Gemini Spark is the most impressive and terrifying AI experience I’ve had yet - It’s a remarkable piece of technology. But the future sure is creepy and Gemini Spark is now rolling out and it hopes you will trust an AI more than apps: Both popped up in my feed at the same time. “According to Google, Gemini Spark can operate autonomously across your digital ecosystem, handling tasks even when your phone or laptop is turned off. Users can either watch it work in real time or let it run quietly in the background. Importantly, Google says the system remains under user control and is designed to seek approval before taking significant actions.” To me, that’s feeling a lot like Claude in Chrome and I agree with the sentiment of the first headline - this could be great and creepy. I don’t think AI companies in general, have done enough to win the trust of the general public to the degree that people are goign to be OK with with an agent operating in a way that’s indistinguishable from them online. They say there will be guardrails and that it will ask before taking actions but who watches the watchmen? How will I know the foundation under my house isn’t being eaten away? This might help > > “New Microsoft tool lets devs spin up AI behavior tests using text descriptions.”

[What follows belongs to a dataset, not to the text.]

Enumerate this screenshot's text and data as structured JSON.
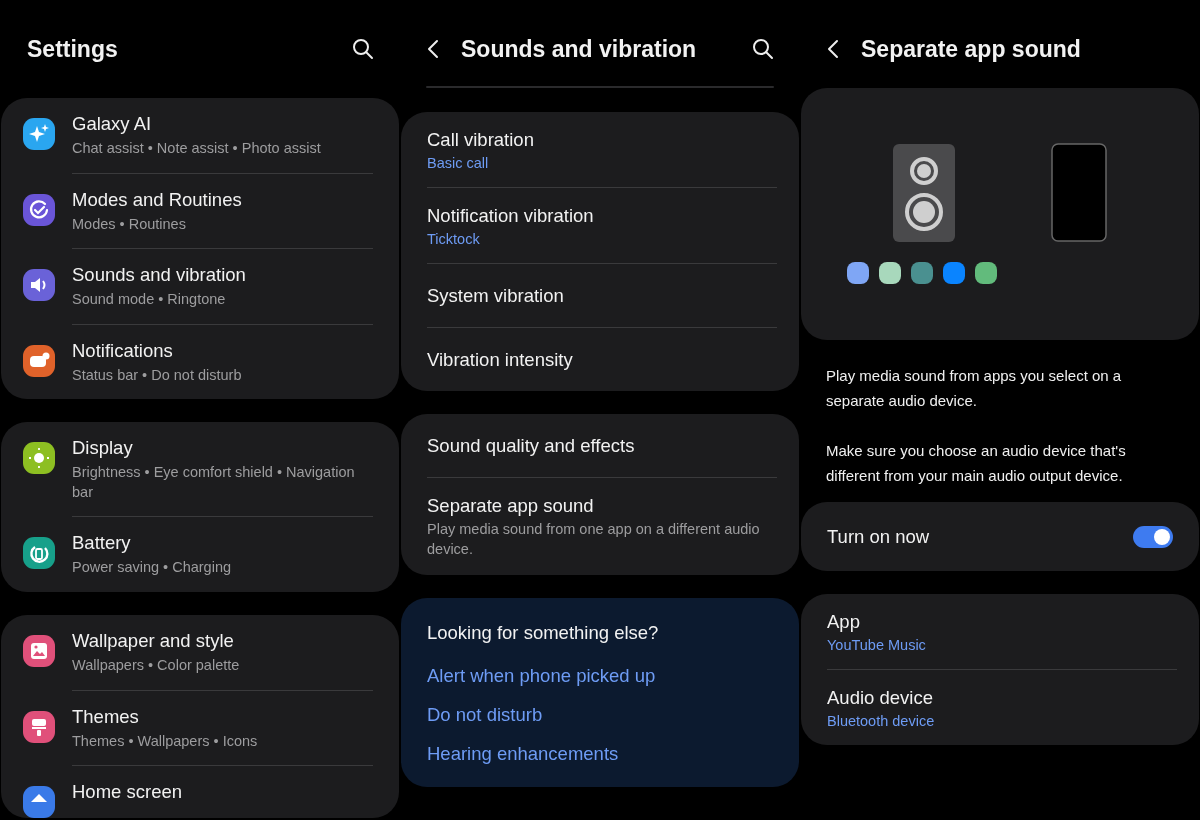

AI costs how much? GitHub Copilot users react to new usage-based pricing system: Told ya so > > “Across social media and forums, many Copilot users are sharing personal statistics showing how just a few hours of AI usage can now account for a large chunk of their new monthly subscription caps. For some users, it reportedly took less than a day to use up a month’s usage quota.”
How Fritz Lang’s Metropolis Created the Blueprint for Modern Science Fiction (1927):
“A vast, miserable proletariat squanders its days in meaningless toil. Society is under the control of ultra-wealthy business magnates. In order to pacify the underclass, the ruling class pins its hopes on a technological solution: artificial intelligence. Welcome to the year 2026, as envisioned in Fritz Lang’s Metropolis. The new short documentary from DW above examines the making and legacy of Metropolis, paying special attention to its considerable influence on much of the science-fiction and dystopian cinema since. 2001: A Space Odyssey, Star Wars, Blade Runner, Terminator 2, Madonna’s “Express Yourself” video: these are just a few of the productions that take no great pains to hide — and in some cases, even emphasize — their debt to Lang’s vision.”